Response 4: We appreciate your important comments. As noted by the reviewer, to strengthen the hypotheses obtained from in silico analysis, binding between microRNAs and MKP5/DUSP10 needs to be elucidated. However, we have not mentioned about it. So, we modified Discussion in the revised manuscript (lines 338-340).

 

Comments 5: In the original images for blots/gels: The Western blotting results are shown in the manuscript, but the authors have not provided data from three independent experiments. Could the authors please provide the images for all three independent experiments?

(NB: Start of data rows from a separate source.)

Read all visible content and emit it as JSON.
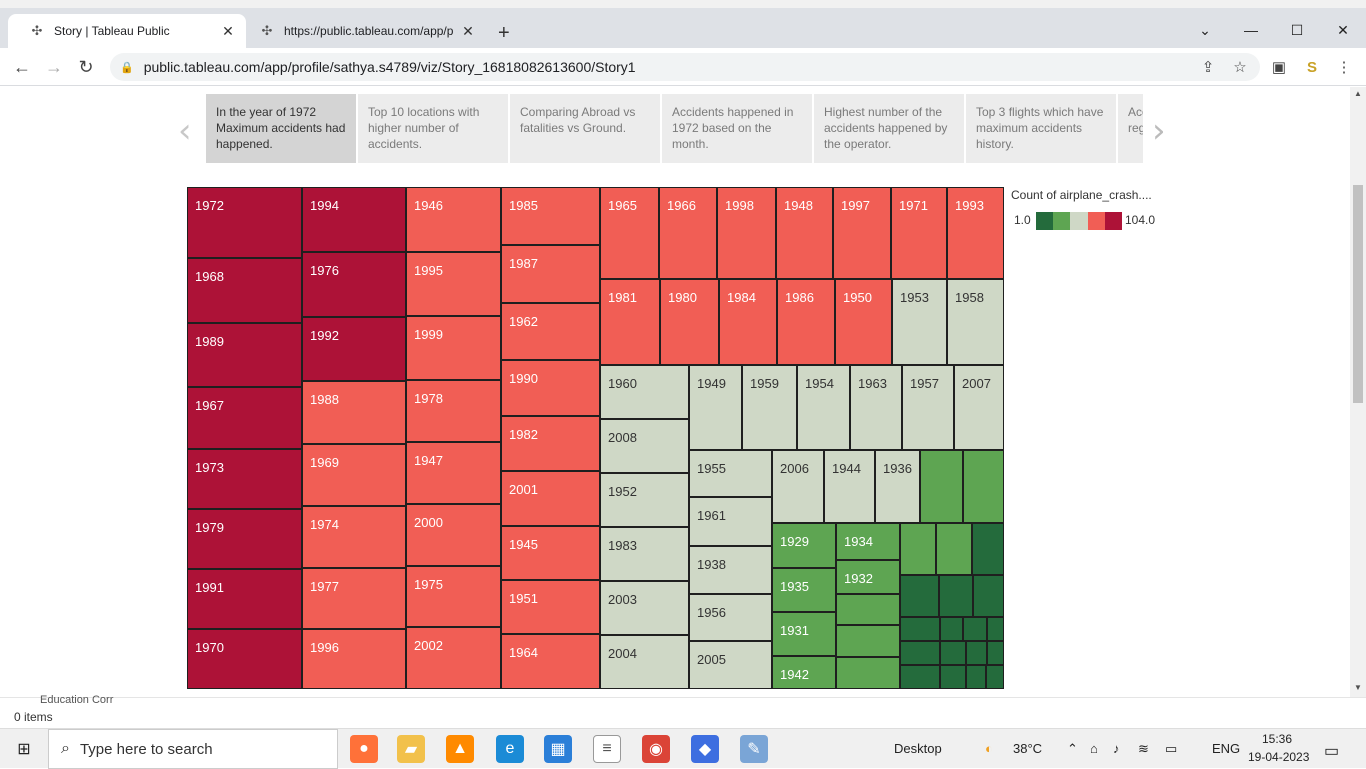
{
  "browser": {
    "tabs": [
      {
        "title": "Story | Tableau Public",
        "icon": "tableau-icon",
        "active": true
      },
      {
        "title": "https://public.tableau.com/app/p",
        "icon": "tableau-icon",
        "active": false
      }
    ],
    "url": "public.tableau.com/app/profile/sathya.s4789/viz/Story_16818082613600/Story1"
  },
  "story": {
    "points": [
      {
        "text": "In the year of 1972 Maximum accidents had happened.",
        "active": true
      },
      {
        "text": "Top 10 locations with higher number of accidents.",
        "active": false
      },
      {
        "text": "Comparing Abroad vs fatalities vs Ground.",
        "active": false
      },
      {
        "text": "Accidents happened in 1972 based on the month.",
        "active": false
      },
      {
        "text": "Highest number of the accidents happened by the operator.",
        "active": false
      },
      {
        "text": "Top 3 flights which have maximum accidents history.",
        "active": false
      },
      {
        "text": "Acc reg",
        "active": false
      }
    ]
  },
  "legend": {
    "title": "Count of airplane_crash....",
    "min": "1.0",
    "max": "104.0",
    "colors": [
      "#246b3c",
      "#5ea552",
      "#cfd8c6",
      "#f15e55",
      "#ad1237"
    ]
  },
  "chart_data": {
    "type": "treemap",
    "measure": "Count of airplane_crash....",
    "color_range": [
      1.0,
      104.0
    ],
    "labels": [
      "1972",
      "1968",
      "1989",
      "1967",
      "1973",
      "1979",
      "1991",
      "1970",
      "1994",
      "1976",
      "1992",
      "1988",
      "1969",
      "1974",
      "1977",
      "1996",
      "1946",
      "1995",
      "1999",
      "1978",
      "1947",
      "2000",
      "1975",
      "2002",
      "1985",
      "1987",
      "1962",
      "1990",
      "1982",
      "2001",
      "1945",
      "1951",
      "1964",
      "1965",
      "1966",
      "1998",
      "1948",
      "1997",
      "1971",
      "1993",
      "1981",
      "1980",
      "1984",
      "1986",
      "1950",
      "1953",
      "1958",
      "1960",
      "1949",
      "1959",
      "1954",
      "1963",
      "1957",
      "2007",
      "2008",
      "1955",
      "2006",
      "1944",
      "1936",
      "1952",
      "1961",
      "1983",
      "1938",
      "2003",
      "1956",
      "2004",
      "2005",
      "1929",
      "1934",
      "1932",
      "1935",
      "1931",
      "1942"
    ]
  },
  "status": {
    "items": "0 items",
    "ghost": "Education Corr"
  },
  "taskbar": {
    "search_placeholder": "Type here to search",
    "desktop": "Desktop",
    "temp": "38°C",
    "lang": "ENG",
    "time": "15:36",
    "date": "19-04-2023"
  }
}
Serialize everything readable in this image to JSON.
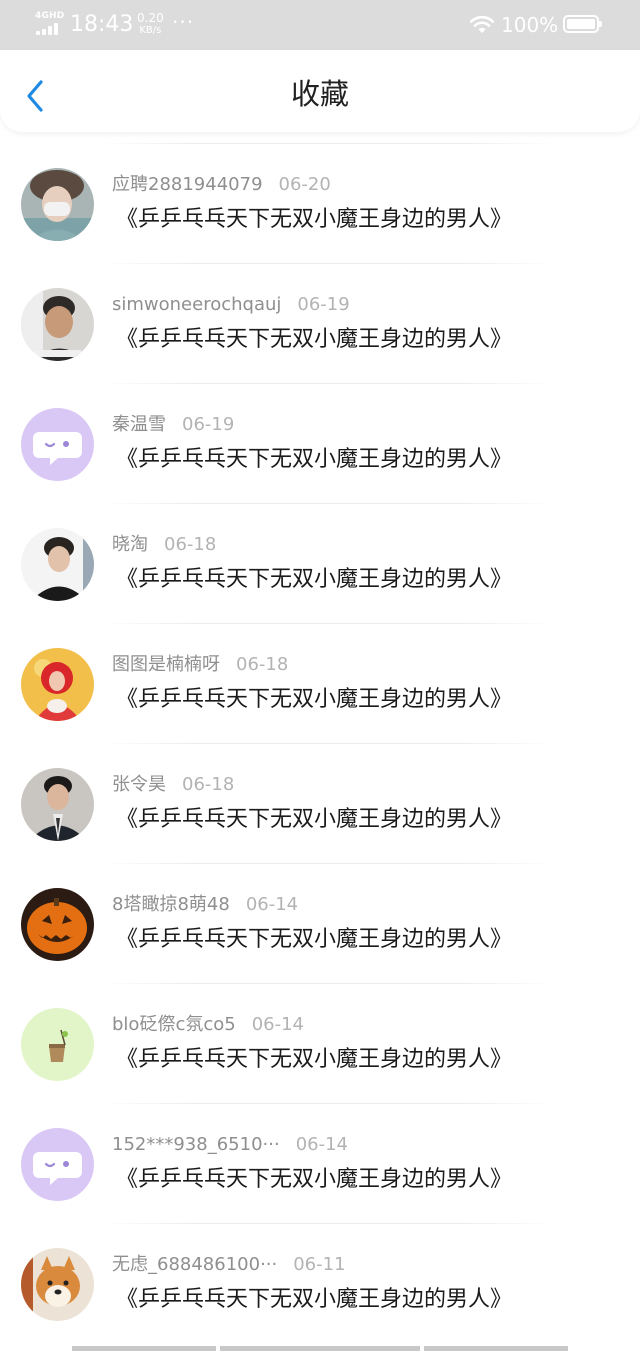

Response 5: Thank you for your comment. As the presentation of multiple gels complicates and confuses the presentation of results, a typical image of blot is included in each Figure. The western blot analysis was performed a single gel and the results have been cropped and posted. The original images are uploaded as “Supplemental Figure”.

Round 2

Reviewer 2 Report

Comments and Suggestions for Authors

Review of Biomedicines-3425785: Mechanisms Underlying the Stimulation of DUSP10/MKP5 Expression in Chondrocytes by High Molecular Weight Hyaluronic Acid

The experiments in this manuscript were conducted exclusively using the C28/I2 cell line, without including human articular primary chondrocytes or other chondrocyte cell lines, which limits the strength and generalizability of the results. Nevertheless, the manuscript offers valuable insights, particularly regarding the PI3K/Akt, RhoA-ROK signaling, and miRNA regulation mechanisms, which have potential implications for osteoarthritis treatments.

Therefore, this manuscript provides important findings and is recommended for publication in Biomedicines.